Jilly D.

Violets are a Girl’s Best Friend

In Time and seasons on April 29, 2011 at 1:00 pm

Violets Are A Girl’s Best Friend

THE FIRST SURE SIGN of spring is the Common Blue Violet, Viola papilionacea. Its heart-shaped leaves with scalloped edges grow low to the ground. The five-petal purple flowers burst forth on separate stems. Violet is the name of a flower, a color, a slight aroma and a distinctive yet delicate taste. Tiny, delicate and bowed in bloom, the violet is a common flower that deserves to be elevated in a forager’s elegant diet.

The delicacy of the viola’s flavor matches its allegorical associations: ever since Diana turned Ia into a violet to hide her from Apollo’s unwanted ardor in Greek mythology, violets have symbolized modesty and shyness.

The Violet family is made up of 22 genera and more than 900 species throughout the world. Many species are cultivated for their attractive flowers (for example, pansies). This North American wild flower grows in damp woods, moist meadows and along roadsides. You can find them underfoot almost anywhere outdoors in springtime.
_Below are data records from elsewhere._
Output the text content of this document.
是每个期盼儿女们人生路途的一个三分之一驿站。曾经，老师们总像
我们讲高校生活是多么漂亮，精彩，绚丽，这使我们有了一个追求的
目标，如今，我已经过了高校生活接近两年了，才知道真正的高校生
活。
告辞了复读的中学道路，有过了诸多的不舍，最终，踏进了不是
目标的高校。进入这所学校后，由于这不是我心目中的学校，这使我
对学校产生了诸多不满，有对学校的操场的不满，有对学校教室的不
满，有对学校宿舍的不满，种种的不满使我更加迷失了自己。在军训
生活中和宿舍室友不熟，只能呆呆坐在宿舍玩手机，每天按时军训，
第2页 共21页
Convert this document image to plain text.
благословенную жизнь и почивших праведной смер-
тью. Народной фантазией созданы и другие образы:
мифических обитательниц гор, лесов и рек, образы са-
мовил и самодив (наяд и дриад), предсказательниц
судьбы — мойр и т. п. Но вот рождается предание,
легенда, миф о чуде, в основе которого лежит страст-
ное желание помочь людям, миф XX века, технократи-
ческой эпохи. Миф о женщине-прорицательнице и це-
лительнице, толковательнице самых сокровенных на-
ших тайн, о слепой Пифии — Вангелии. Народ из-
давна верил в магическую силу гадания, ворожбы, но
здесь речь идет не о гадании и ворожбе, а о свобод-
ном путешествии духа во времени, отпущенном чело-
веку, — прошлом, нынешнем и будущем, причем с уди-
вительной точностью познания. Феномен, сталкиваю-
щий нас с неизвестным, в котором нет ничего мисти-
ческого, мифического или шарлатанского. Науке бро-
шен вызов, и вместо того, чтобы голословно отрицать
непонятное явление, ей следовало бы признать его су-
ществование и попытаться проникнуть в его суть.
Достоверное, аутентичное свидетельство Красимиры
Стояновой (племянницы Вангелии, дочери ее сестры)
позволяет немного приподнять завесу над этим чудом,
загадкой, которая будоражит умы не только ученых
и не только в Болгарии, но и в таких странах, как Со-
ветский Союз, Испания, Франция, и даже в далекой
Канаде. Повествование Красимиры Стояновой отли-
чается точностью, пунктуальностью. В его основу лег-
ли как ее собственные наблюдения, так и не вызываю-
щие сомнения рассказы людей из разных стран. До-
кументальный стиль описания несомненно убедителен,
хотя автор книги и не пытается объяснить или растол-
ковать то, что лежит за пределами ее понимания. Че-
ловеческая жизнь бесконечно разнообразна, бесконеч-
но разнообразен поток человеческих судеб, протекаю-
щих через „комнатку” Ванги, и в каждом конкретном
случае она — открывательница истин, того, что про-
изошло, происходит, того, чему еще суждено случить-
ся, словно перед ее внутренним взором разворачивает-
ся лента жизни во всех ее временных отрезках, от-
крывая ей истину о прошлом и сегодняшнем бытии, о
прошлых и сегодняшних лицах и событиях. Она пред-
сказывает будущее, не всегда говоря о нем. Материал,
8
Violets are nature’s litmus: their blooms will turn red in the presence of acid and yellow in the presence of alkali. Their leaves are naturally high in vitamins A and C. They can be tossed into salads and served as a seasonal companion to the greens of dandelions. Violet leaves can also be steamed with a splash of vinegar and served sprinkled with toasted almonds.
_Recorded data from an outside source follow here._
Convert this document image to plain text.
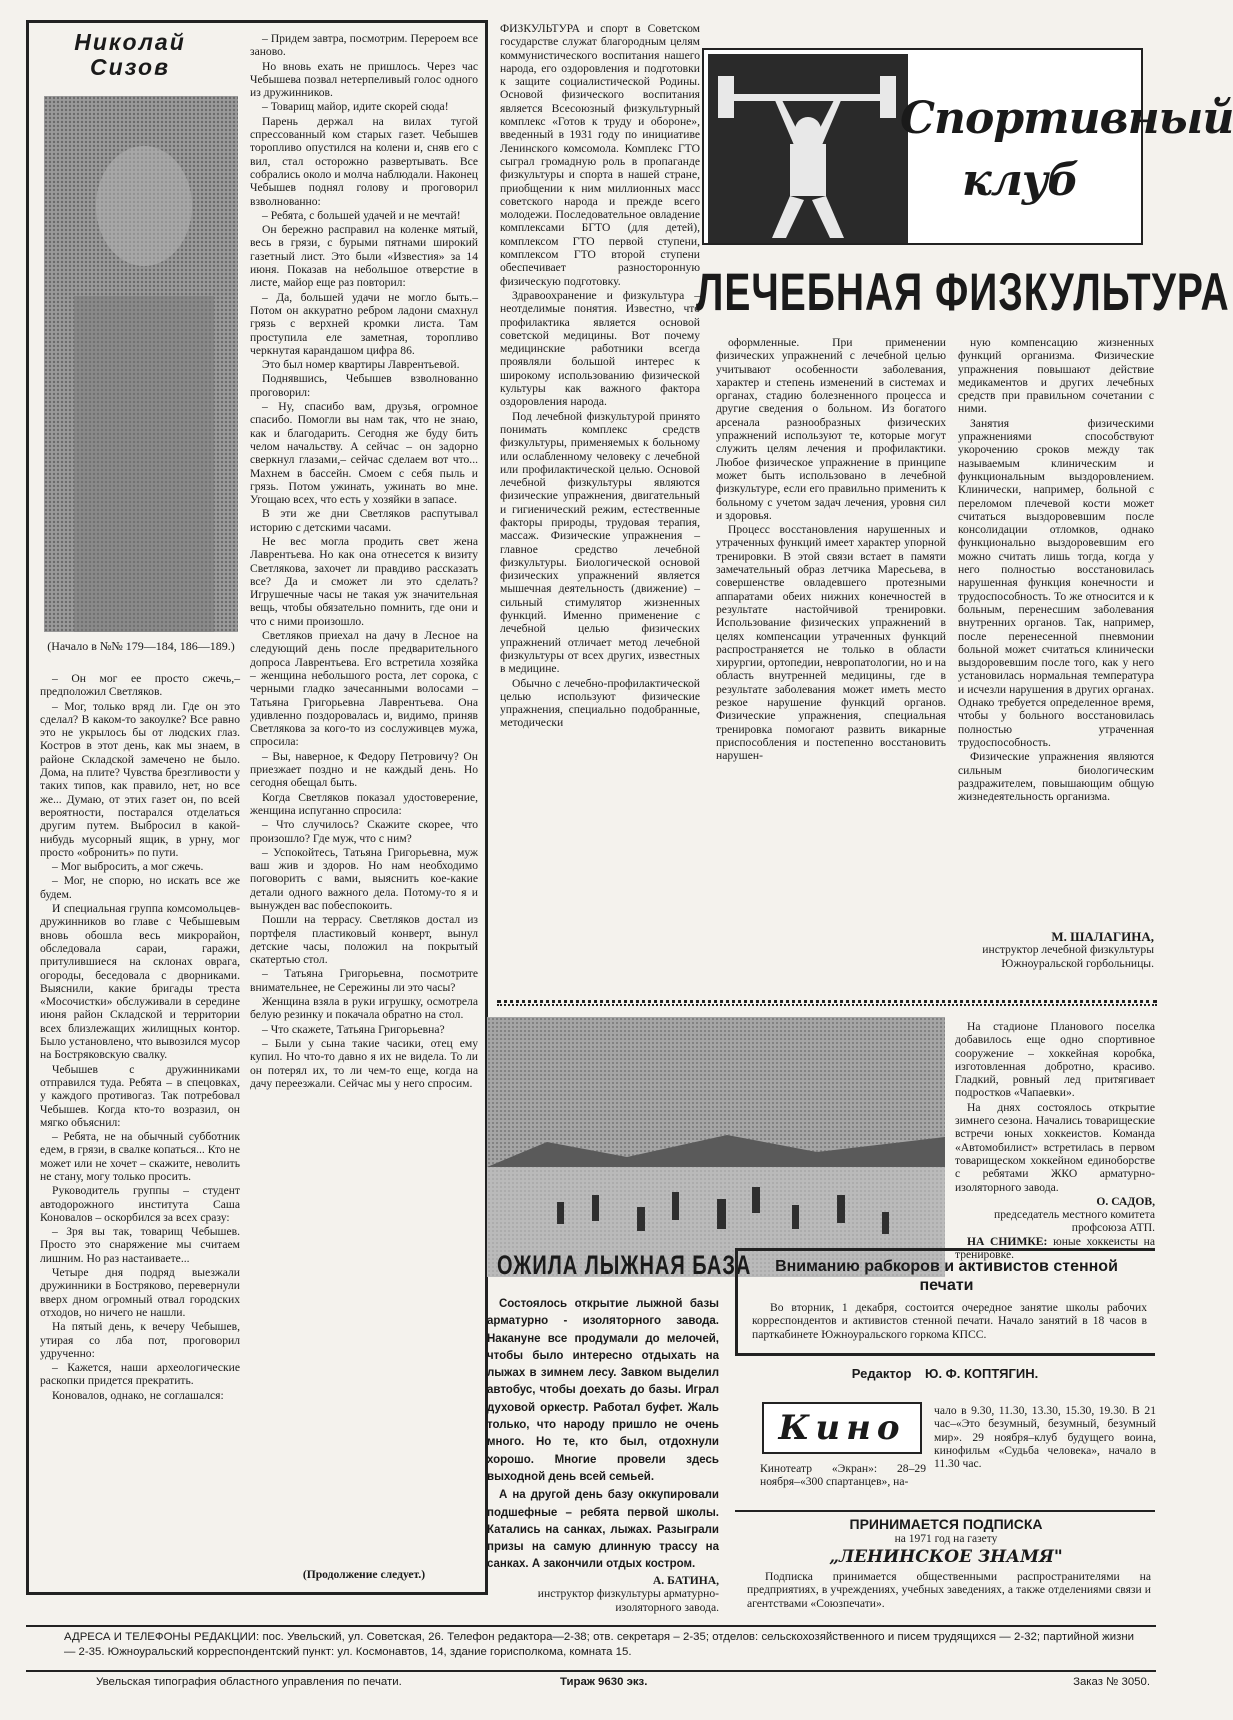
Николай Сизов
(Начало в №№ 179—184, 186—189.)

– Он мог ее просто сжечь,– предположил Светляков.

– Мог, только вряд ли. Где он это сделал? В каком-то закоулке? Все равно это не укрылось бы от людских глаз. Костров в этот день, как мы знаем, в районе Складской замечено не было. Дома, на плите? Чувства брезгливости у таких типов, как правило, нет, но все же... Думаю, от этих газет он, по всей вероятности, постарался отделаться другим путем. Выбросил в какой-нибудь мусорный ящик, в урну, мог просто «обронить» по пути.

– Мог выбросить, а мог сжечь.

– Мог, не спорю, но искать все же будем.

И специальная группа комсомольцев-дружинников во главе с Чебышевым вновь обошла весь микрорайон, обследовала сараи, гаражи, притулившиеся на склонах оврага, огороды, беседовала с дворниками. Выяснили, какие бригады треста «Мосочистки» обслуживали в середине июня район Складской и территории всех близлежащих жилищных контор. Было установлено, что вывозился мусор на Бостряковскую свалку.

Чебышев с дружинниками отправился туда. Ребята – в спецовках, у каждого противогаз. Так потребовал Чебышев. Когда кто-то возразил, он мягко объяснил:

– Ребята, не на обычный субботник едем, в грязи, в свалке копаться... Кто не может или не хочет – скажите, неволить не стану, могу только просить.

Руководитель группы – студент автодорожного института Саша Коновалов – оскорбился за всех сразу:

– Зря вы так, товарищ Чебышев. Просто это снаряжение мы считаем лишним. Но раз настаиваете...

Четыре дня подряд выезжали дружинники в Бостряково, перевернули вверх дном огромный отвал городских отходов, но ничего не нашли.

На пятый день, к вечеру Чебышев, утирая со лба пот, проговорил удрученно:

– Кажется, наши археологические раскопки придется прекратить.

Коновалов, однако, не соглашался:

– Придем завтра, посмотрим. Перероем все заново.

Но вновь ехать не пришлось. Через час Чебышева позвал нетерпеливый голос одного из дружинников.

– Товарищ майор, идите скорей сюда!

Парень держал на вилах тугой спрессованный ком старых газет. Чебышев торопливо опустился на колени и, сняв его с вил, стал осторожно развертывать. Все собрались около и молча наблюдали. Наконец Чебышев поднял голову и проговорил взволнованно:

– Ребята, с большей удачей и не мечтай!

Он бережно расправил на коленке мятый, весь в грязи, с бурыми пятнами широкий газетный лист. Это были «Известия» за 14 июня. Показав на небольшое отверстие в листе, майор еще раз повторил:

– Да, большей удачи не могло быть.– Потом он аккуратно ребром ладони смахнул грязь с верхней кромки листа. Там проступила еле заметная, торопливо черкнутая карандашом цифра 86.

Это был номер квартиры Лаврентьевой.

Поднявшись, Чебышев взволнованно проговорил:

– Ну, спасибо вам, друзья, огромное спасибо. Помогли вы нам так, что не знаю, как и благодарить. Сегодня же буду бить челом начальству. А сейчас – он задорно сверкнул глазами,– сейчас сделаем вот что... Махнем в бассейн. Смоем с себя пыль и грязь. Потом ужинать, ужинать во мне. Угощаю всех, что есть у хозяйки в запасе.

В эти же дни Светляков распутывал историю с детскими часами.

Не вес могла продить свет жена Лаврентьева. Но как она отнесется к визиту Светлякова, захочет ли правдиво рассказать все? Да и сможет ли это сделать? Игрушечные часы не такая уж значительная вещь, чтобы обязательно помнить, где они и что с ними произошло.

Светляков приехал на дачу в Лесное на следующий день после предварительного допроса Лаврентьева. Его встретила хозяйка – женщина небольшого роста, лет сорока, с черными гладко зачесанными волосами – Татьяна Григорьевна Лаврентьева. Она удивленно поздоровалась и, видимо, приняв Светлякова за кого-то из сослуживцев мужа, спросила:

– Вы, наверное, к Федору Петровичу? Он приезжает поздно и не каждый день. Но сегодня обещал быть.

Когда Светляков показал удостоверение, женщина испуганно спросила:

– Что случилось? Скажите скорее, что произошло? Где муж, что с ним?

– Успокойтесь, Татьяна Григорьевна, муж ваш жив и здоров. Но нам необходимо поговорить с вами, выяснить кое-какие детали одного важного дела. Потому-то я и вынужден вас побеспокоить.

Пошли на террасу. Светляков достал из портфеля пластиковый конверт, вынул детские часы, положил на покрытый скатертью стол.

– Татьяна Григорьевна, посмотрите внимательнее, не Сережины ли это часы?

Женщина взяла в руки игрушку, осмотрела белую резинку и покачала обратно на стол.

– Что скажете, Татьяна Григорьевна?

– Были у сына такие часики, отец ему купил. Но что-то давно я их не видела. То ли он потерял их, то ли чем-то еще, когда на дачу переезжали. Сейчас мы у него спросим.

(Продолжение следует.)

ФИЗКУЛЬТУРА и спорт в Советском государстве служат благородным целям коммунистического воспитания нашего народа, его оздоровления и подготовки к защите социалистической Родины. Основой физического воспитания является Всесоюзный физкультурный комплекс «Готов к труду и обороне», введенный в 1931 году по инициативе Ленинского комсомола. Комплекс ГТО сыграл громадную роль в пропаганде физкультуры и спорта в нашей стране, приобщении к ним миллионных масс советского народа и прежде всего молодежи. Последовательное овладение комплексами БГТО (для детей), комплексом ГТО первой ступени, комплексом ГТО второй ступени обеспечивает разносторонную физическую подготовку.

Здравоохранение и физкультура – неотделимые понятия. Известно, что профилактика является основой советской медицины. Вот почему медицинские работники всегда проявляли большой интерес к широкому использованию физической культуры как важного фактора оздоровления народа.

Под лечебной физкультурой принято понимать комплекс средств физкультуры, применяемых к больному или ослабленному человеку с лечебной или профилактической целью. Основой лечебной физкультуры являются физические упражнения, двигательный и гигиенический режим, естественные факторы природы, трудовая терапия, массаж. Физические упражнения – главное средство лечебной физкультуры. Биологической основой физических упражнений является мышечная деятельность (движение) – сильный стимулятор жизненных функций. Именно применение с лечебной целью физических упражнений отличает метод лечебной физкультуры от всех других, известных в медицине.

Обычно с лечебно-профилактической целью используют физические упражнения, специально подобранные, методически

Спортивный клуб
ЛЕЧЕБНАЯ ФИЗКУЛЬТУРА

оформленные. При применении физических упражнений с лечебной целью учитывают особенности заболевания, характер и степень изменений в системах и органах, стадию болезненного процесса и другие сведения о больном. Из богатого арсенала разнообразных физических упражнений используют те, которые могут служить целям лечения и профилактики. Любое физическое упражнение в принципе может быть использовано в лечебной физкультуре, если его правильно применить к больному с учетом задач лечения, уровня сил и здоровья.

Процесс восстановления нарушенных и утраченных функций имеет характер упорной тренировки. В этой связи встает в памяти замечательный образ летчика Маресьева, в совершенстве овладевшего протезными аппаратами обеих нижних конечностей в результате настойчивой тренировки. Использование физических упражнений в целях компенсации утраченных функций распространяется не только в области хирургии, ортопедии, невропатологии, но и на область внутренней медицины, где в результате заболевания может иметь место резкое нарушение функций органов. Физические упражнения, специальная тренировка помогают развить викарные приспособления и постепенно восстановить нарушен-

ную компенсацию жизненных функций организма. Физические упражнения повышают действие медикаментов и других лечебных средств при правильном сочетании с ними.

Занятия физическими упражнениями способствуют укорочению сроков между так называемым клиническим и функциональным выздоровлением. Клинически, например, больной с переломом плечевой кости может считаться выздоровевшим после консолидации отломков, однако функционально выздоровевшим его можно считать лишь тогда, когда у него полностью восстановилась нарушенная функция конечности и трудоспособность. То же относится и к больным, перенесшим заболевания внутренних органов. Так, например, после перенесенной пневмонии больной может считаться клинически выздоровевшим после того, как у него установилась нормальная температура и исчезли нарушения в других органах. Однако требуется определенное время, чтобы у больного восстановилась полностью утраченная трудоспособность.

Физические упражнения являются сильным биологическим раздражителем, повышающим общую жизнедеятельность организма.

М. ШАЛАГИНА,
инструктор лечебной физкультуры Южноуральской горбольницы.

На стадионе Планового поселка добавилось еще одно спортивное сооружение – хоккейная коробка, изготовленная добротно, красиво. Гладкий, ровный лед притягивает подростков «Чапаевки».

На днях состоялось открытие зимнего сезона. Начались товарищеские встречи юных хоккеистов. Команда «Автомобилист» встретилась в первом товарищеском хоккейном единоборстве с ребятами ЖКО арматурно-изоляторного завода.

О. САДОВ,
председатель местного комитета профсоюза АТП.
НА СНИМКЕ: юные хоккеисты на тренировке.
ОЖИЛА ЛЫЖНАЯ БАЗА

Состоялось открытие лыжной базы арматурно - изоляторного завода. Накануне все продумали до мелочей, чтобы было интересно отдыхать на лыжах в зимнем лесу. Завком выделил автобус, чтобы доехать до базы. Играл духовой оркестр. Работал буфет. Жаль только, что народу пришло не очень много. Но те, кто был, отдохнули хорошо. Многие провели здесь выходной день всей семьей.

А на другой день базу оккупировали подшефные – ребята первой школы. Катались на санках, лыжах. Разыграли призы на самую длинную трассу на санках. А закончили отдых костром.

А. БАТИНА,
инструктор физкультуры арматурно-изоляторного завода.
Вниманию рабкоров и активистов стенной печати
Во вторник, 1 декабря, состоится очередное занятие школы рабочих корреспондентов и активистов стенной печати. Начало занятий в 18 часов в парткабинете Южноуральского горкома КПСС.
Редактор Ю. Ф. КОПТЯГИН.
Кино
Кинотеатр «Экран»: 28–29 ноября–«300 спартанцев», на-
чало в 9.30, 11.30, 13.30, 15.30, 19.30. В 21 час–«Это безумный, безумный, безумный мир». 29 ноября–клуб будущего воина, кинофильм «Судьба человека», начало в 11.30 час.
ПРИНИМАЕТСЯ ПОДПИСКА
на 1971 год на газету
„ЛЕНИНСКОЕ ЗНАМЯ"
Подписка принимается общественными распространителями на предприятиях, в учреждениях, учебных заведениях, а также отделениями связи и агентствами «Союзпечати».
АДРЕСА И ТЕЛЕФОНЫ РЕДАКЦИИ: пос. Увельский, ул. Советская, 26. Телефон редактора—2-38; отв. секретаря – 2-35; отделов: сельскохозяйственного и писем трудящихся — 2-32; партийной жизни — 2-35. Южноуральский корреспондентский пункт: ул. Космонавтов, 14, здание горисполкома, комната 15.
Увельская типография областного управления по печати.	Тираж 9630 экз.	Заказ № 3050.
The violet blooms can be made into candies and jellies. When a violet blooms, the first few days its petals are the richest dark purple. If I gather the violet petals for edible creations, I have learned to pick only the newest blossoms. The more intense the color, the more concentrated the flavor.
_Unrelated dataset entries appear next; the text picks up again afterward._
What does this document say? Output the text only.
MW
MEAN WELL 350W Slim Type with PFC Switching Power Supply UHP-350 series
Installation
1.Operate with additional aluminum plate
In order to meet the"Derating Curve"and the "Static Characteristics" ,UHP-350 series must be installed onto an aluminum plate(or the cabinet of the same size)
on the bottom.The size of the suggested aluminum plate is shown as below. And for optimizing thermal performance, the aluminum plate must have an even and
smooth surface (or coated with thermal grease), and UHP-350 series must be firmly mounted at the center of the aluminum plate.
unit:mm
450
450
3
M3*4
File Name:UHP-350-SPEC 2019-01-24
Taking a stroll along a wooded lane, I can quickly pick more than the two cups necessary for a batch of violet jelly. I avoid picking along the edge of the roadside and go for the blossoms with the vibrancy of life in the wild.

Violet jelly isn’t purple at all. The pungency of the pink color stands in stark contrast to its subtle flavor. The color and consistency of violet jelly reminds me of the hair gel, “Dippity Do,” which I used to smear on my wet locks before rolling my hair up into sponge curlers.

The jiggly hot pink jelly tastes so delicate and refined it is best served with shortbread, saltines or plain scones. It’s also delicious on buttered toast.

Another way to use beautiful violet blossoms is to sugar them and serve them as cake decorations or on frosted sugar cookies. I dip the blossom first in a blend of one tablespoon of water and one egg white. Then I dust it in white sugar before placing them on a cookie sheet and into the freezer for 20 minutes. Once solid, I put them into an air tight container in the freezer until I am ready to use them to decorate cookies or a special birthday cake.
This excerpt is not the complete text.